Killers, murderers, terrorists, drug lords. Who cares if they are faced with death, right? These are the arguments of many pro-death penalty advocates who highlight the guilt of the convicted and the serious nature of their crime. But what if you couldn’t be sure?
What if the death penalty wasn’t only reserved for the “worst of the worst”? Or, what if innocent people were tortured to confess to a crime they didn’t commit?
The death penalty is cruel, inhuman and degrading and Amnesty opposes the death penalty at all times – regardless of who is accused, the crime, guilt or innocence or method of execution. Here’s are five reasons we must challenge the notion of “an eye for an eye”.
1. You can’t take it back
The death penalty is irreversible. Absolute judgments may lead to people paying for crimes they did not commit. Texas man Cameron Todd Willingham was executed in Texas in 2004 for allegedly setting a fire that killed his three daughters. Following his execution, further evidence revealed that Willingham did not set the fire that caused their deaths. But it came too late.
2. It doesn’t deter criminals
There is no credible evidence that the death penalty deters crime more effectively than a prison term. In fact, evidence startlingly reveals the opposite. Twenty seven years after abolishing the death penalty, Canada saw a 44 per cent drop in murders across the country. And it wasn’t alone.

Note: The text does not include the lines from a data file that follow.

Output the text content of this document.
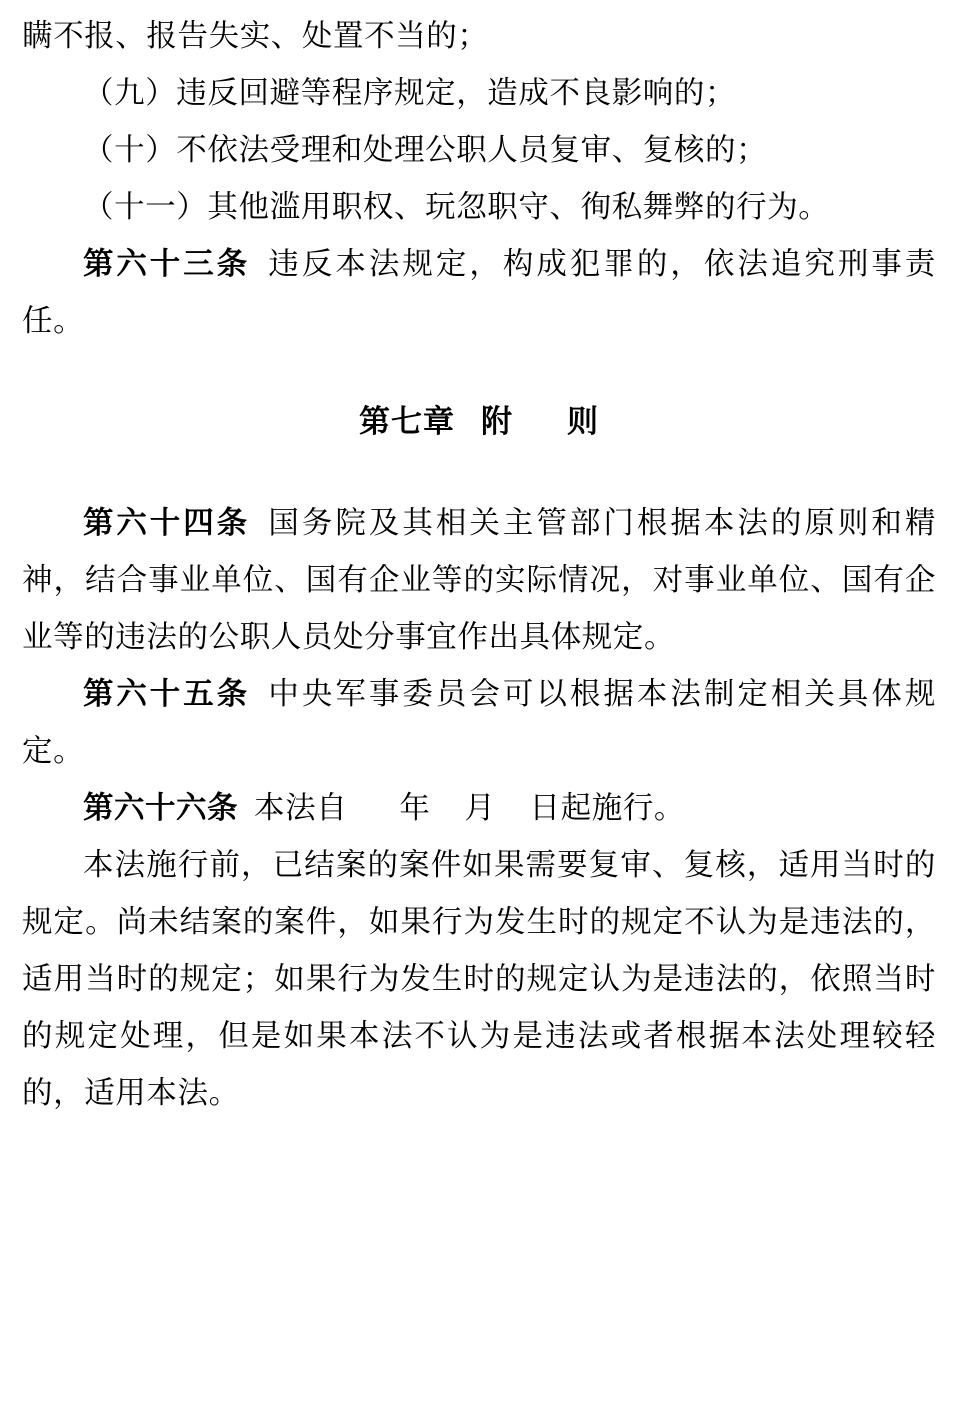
瞒不报、报告失实、处置不当的；

（九）违反回避等程序规定，造成不良影响的；

（十）不依法受理和处理公职人员复审、复核的；

（十一）其他滥用职权、玩忽职守、徇私舞弊的行为。

第六十三条 违反本法规定，构成犯罪的，依法追究刑事责任。

第七章 附 则

第六十四条 国务院及其相关主管部门根据本法的原则和精神，结合事业单位、国有企业等的实际情况，对事业单位、国有企业等的违法的公职人员处分事宜作出具体规定。

第六十五条 中央军事委员会可以根据本法制定相关具体规定。

第六十六条 本法自 年 月 日起施行。

本法施行前，已结案的案件如果需要复审、复核，适用当时的规定。尚未结案的案件，如果行为发生时的规定不认为是违法的，适用当时的规定；如果行为发生时的规定认为是违法的，依照当时的规定处理，但是如果本法不认为是违法或者根据本法处理较轻的，适用本法。
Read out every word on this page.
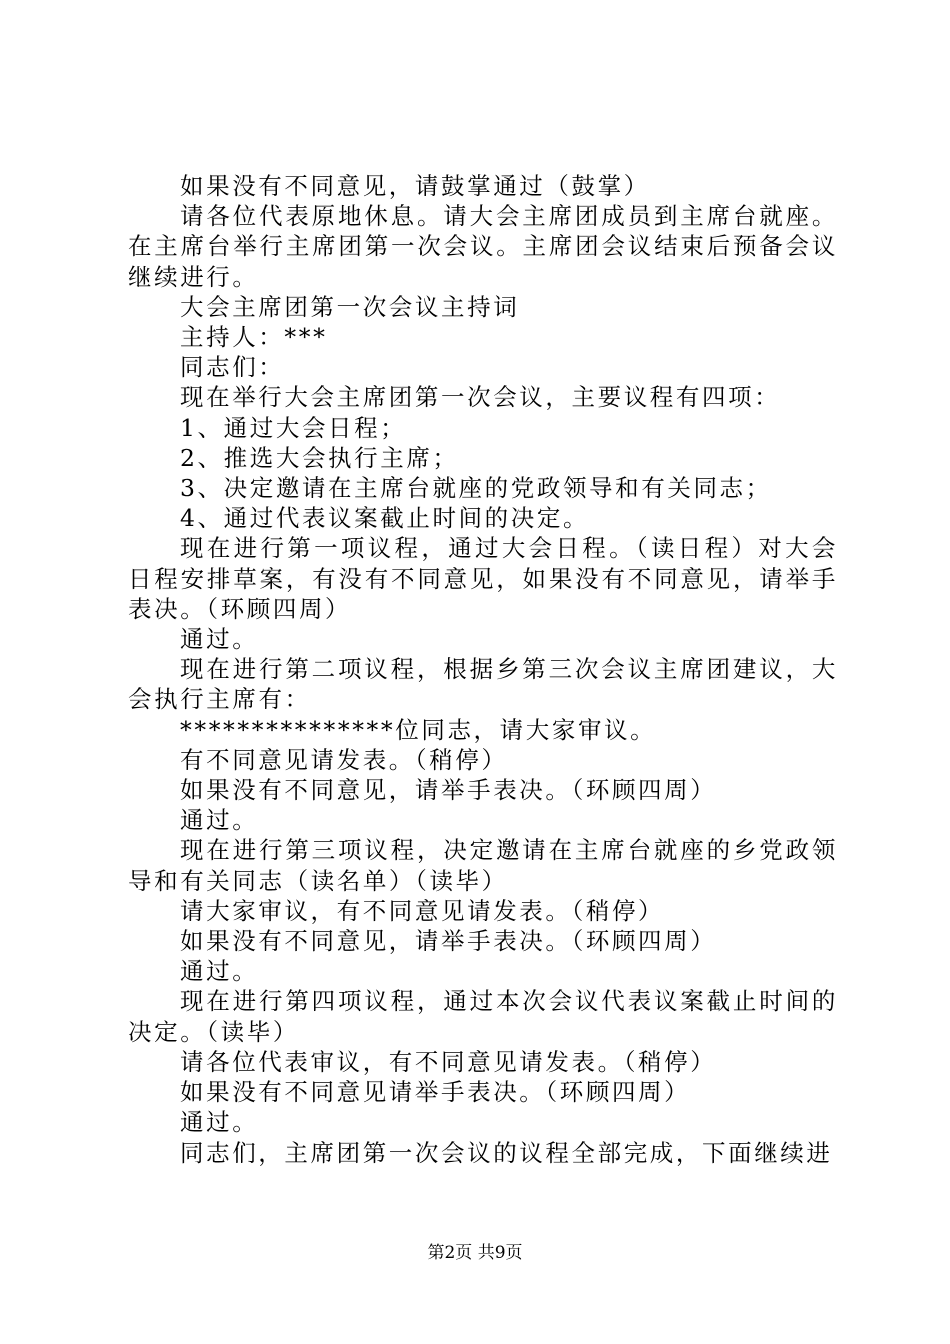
如果没有不同意见，请鼓掌通过（鼓掌）

请各位代表原地休息。请大会主席团成员到主席台就座。在主席台举行主席团第一次会议。主席团会议结束后预备会议继续进行。

大会主席团第一次会议主持词

主持人：***

同志们：

现在举行大会主席团第一次会议，主要议程有四项：

1、通过大会日程；

2、推选大会执行主席；

3、决定邀请在主席台就座的党政领导和有关同志；

4、通过代表议案截止时间的决定。

现在进行第一项议程，通过大会日程。（读日程）对大会日程安排草案，有没有不同意见，如果没有不同意见，请举手表决。（环顾四周）

通过。

现在进行第二项议程，根据乡第三次会议主席团建议，大会执行主席有：

***************位同志，请大家审议。

有不同意见请发表。（稍停）

如果没有不同意见，请举手表决。（环顾四周）

通过。

现在进行第三项议程，决定邀请在主席台就座的乡党政领导和有关同志（读名单）（读毕）

请大家审议，有不同意见请发表。（稍停）

如果没有不同意见，请举手表决。（环顾四周）

通过。

现在进行第四项议程，通过本次会议代表议案截止时间的决定。（读毕）

请各位代表审议，有不同意见请发表。（稍停）

如果没有不同意见请举手表决。（环顾四周）

通过。

同志们，主席团第一次会议的议程全部完成，下面继续进

第2页 共9页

Twenty seven years after abolishing the death penalty, Canada saw a 44 per cent drop in murders across the country.
3. There’s no ‘humane’ way to kill
The 2006 execution of Angel Nieves Diaz, by a so-called ‘humane’ lethal injection, took 34 minutes and required two doses. Other brutal methods of execution used around the world include hanging, shooting and beheading. The nature of these deaths only continues to perpetuate the cycle of violence and does not alleviate the pain already suffered by the victims’ family.
4. It makes a public spectacle of an individual’s death
Executions are often undertaken in an extremely public manner, with public hangings in Iran or live broadcasts of lethal injections in the US. According to UN human rights experts, executions in public serve no legitimate purpose and only increase the cruel, inhuman and degrading nature of this punishment.
“All executions violate the right to life. Those carried out publicly are a gross affront to human dignity which cannot be tolerated,” said Hassiba Hadj Sahraoui, Amnesty International’s Deputy Director for the Middle East and North Africa.
“All executions violate the right to life. Those carried out publicly are a gross affront to human dignity which cannot be tolerated.”
Hassiba Hadj Sahraoui
5. The death penalty is disappearing
While executions spiked in 2015, they were counterbalanced by a spate of abolitions. Four countries abolished the death penalty for all crimes – the highest number to do so in the space of one year for almost a decade. These developments are a clear indication that the trend towards abolition remains strong.
Today, 103 countries have turned their backs on the death penalty for good.Those that continue to execute are a tiny minority standing against a wave of opposition.
There are countless arguments for and against the death penalty. In an imperfect world where we can never be sure we have ever got the “worst of the worst” is it ever justified to take a life?
World Day Against the Death Penalty 2016 stats
- 140 countries worldwide – more than two-thirds – are abolitionist in law or practice
- 103 countries have abolished the death penalty for all crimes
- 58 countries retain the death penalty in law
- 25 countries carried out executions in 2015
- The five top executioners in 2015 were China, Iran, Pakistan, Saudi Arabia, and the USA.